Maintenant” was published by SLAM Productions last September and the experience with George Haslam, musician and founder of the label in 1989, was undoubtedly very positive. The SLAM catalog boasts artists such as Max Roach, Mal Waldron, Steve Lacy, Jaki Byard, Roswell Rudd and his catalog in the 90s aimed at the scene of free jazz in UK highlighting lesser-known musicians from various parts of the country and opening up to women artists. The interest was mutual and it’s all happened very quickly, with the utmost professionalism and we can say with a “feeling” that just another musician can show in these circumstances.

Why did you chose this French word Maintenant (Now) as title for your album?
This is the first track, lasting 11 minutes. ”Maintenant” is a composition written several years ago, in a late summer day, when I had the inner certainty that it was the right time for important achievements.  I have arranged this song also for the ‘Orchestra del 41esimo parallelo’,  an all-women band lead by Rita Marcotulli as a guest at the piano, for a special concert at the Auditorium Parco della Musica in Rome.  The same summer I proposed to my splendid musicians with whom I collaborated in a quartet, Diana Torti, Paolo Tombolesi and Giuseppe La Spina, to record it and we ended up with the full album.
The album includes also an original song ‘Sicily’,  written by Giuseppe and recorded in his memory. Three tracks are instead a personal tribute to Horace Tapscott  and to the Pan Afrikan Peoples Orkestra.

What is music for you?
It’s a hard question. Well, I think that for me music is not only aesthetic but also ethics. From an aesthetic point of view, at the moment I am working as a painter, creating particular soundscapes, using a melodic simplicity and the contrasts of timbres.
From an ethical point of view, instead, I like to present my song ‘Other’ as a different way of living the music. Then I quote El System of Antonio Abreu in Venezuela, the thought and work of Claudio Abbado and the life and work of Horace Tapscott in the African-American ghetto of Los Angeles. Music is a kind of antidote to live more consciously and contribute to the improvement of society.

As an Italian woman musician what is Italy for you? How would you describe your country to someone who is not Italian?
Italy is a beautiful country made of contradictions.
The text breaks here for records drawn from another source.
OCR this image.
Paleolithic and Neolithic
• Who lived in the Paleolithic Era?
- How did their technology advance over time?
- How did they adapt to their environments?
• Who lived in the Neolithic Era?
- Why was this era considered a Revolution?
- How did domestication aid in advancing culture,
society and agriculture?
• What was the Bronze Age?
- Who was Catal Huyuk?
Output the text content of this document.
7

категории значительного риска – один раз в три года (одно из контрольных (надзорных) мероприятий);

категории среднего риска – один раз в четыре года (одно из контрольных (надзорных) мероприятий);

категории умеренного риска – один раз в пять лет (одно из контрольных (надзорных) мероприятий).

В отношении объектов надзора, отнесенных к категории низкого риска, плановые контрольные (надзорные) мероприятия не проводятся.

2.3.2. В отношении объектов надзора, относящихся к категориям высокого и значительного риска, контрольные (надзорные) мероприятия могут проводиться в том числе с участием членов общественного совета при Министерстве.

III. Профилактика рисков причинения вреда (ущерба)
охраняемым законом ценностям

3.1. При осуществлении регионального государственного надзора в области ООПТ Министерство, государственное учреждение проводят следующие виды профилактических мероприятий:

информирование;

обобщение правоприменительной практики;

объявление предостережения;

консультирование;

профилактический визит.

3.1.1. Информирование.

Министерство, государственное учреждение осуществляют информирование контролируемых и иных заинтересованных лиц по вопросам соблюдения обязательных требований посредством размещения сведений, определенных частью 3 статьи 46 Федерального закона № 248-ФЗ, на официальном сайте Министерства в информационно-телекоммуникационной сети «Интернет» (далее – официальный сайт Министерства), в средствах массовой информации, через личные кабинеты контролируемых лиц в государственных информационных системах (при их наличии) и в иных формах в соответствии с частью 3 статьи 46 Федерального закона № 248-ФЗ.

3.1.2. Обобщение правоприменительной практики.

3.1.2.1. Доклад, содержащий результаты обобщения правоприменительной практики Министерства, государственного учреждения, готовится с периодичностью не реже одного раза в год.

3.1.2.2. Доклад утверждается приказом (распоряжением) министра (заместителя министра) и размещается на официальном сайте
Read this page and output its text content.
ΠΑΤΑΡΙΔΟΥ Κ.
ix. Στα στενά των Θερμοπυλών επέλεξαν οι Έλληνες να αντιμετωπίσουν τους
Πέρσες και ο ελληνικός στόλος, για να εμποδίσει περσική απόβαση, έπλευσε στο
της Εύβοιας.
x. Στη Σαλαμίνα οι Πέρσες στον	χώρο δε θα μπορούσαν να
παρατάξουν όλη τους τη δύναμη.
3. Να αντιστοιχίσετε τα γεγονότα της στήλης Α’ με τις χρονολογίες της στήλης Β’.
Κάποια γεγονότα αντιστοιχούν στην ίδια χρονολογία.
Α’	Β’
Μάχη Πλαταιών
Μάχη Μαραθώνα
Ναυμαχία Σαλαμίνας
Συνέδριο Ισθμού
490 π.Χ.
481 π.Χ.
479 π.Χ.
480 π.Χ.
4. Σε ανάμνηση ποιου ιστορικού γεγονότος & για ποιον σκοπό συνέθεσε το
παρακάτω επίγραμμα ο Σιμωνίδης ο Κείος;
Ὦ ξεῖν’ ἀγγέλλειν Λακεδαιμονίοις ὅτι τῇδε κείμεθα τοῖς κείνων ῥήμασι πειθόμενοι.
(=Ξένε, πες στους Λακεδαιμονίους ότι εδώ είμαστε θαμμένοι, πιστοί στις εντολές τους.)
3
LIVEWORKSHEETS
Full of scenic wonders and historical and archaeological sites, it is the home of vibrant local cultures and culinary variety, but she is apparently stuck in an economical crisis, crushed by corruption and the inefficiency of public administration.
I have recently been in UK and I noticed how much our country is loosing the creativity and the sense of hope in the future. I guess that is the reason why many of our young professionals are leaving to find their own path abroad.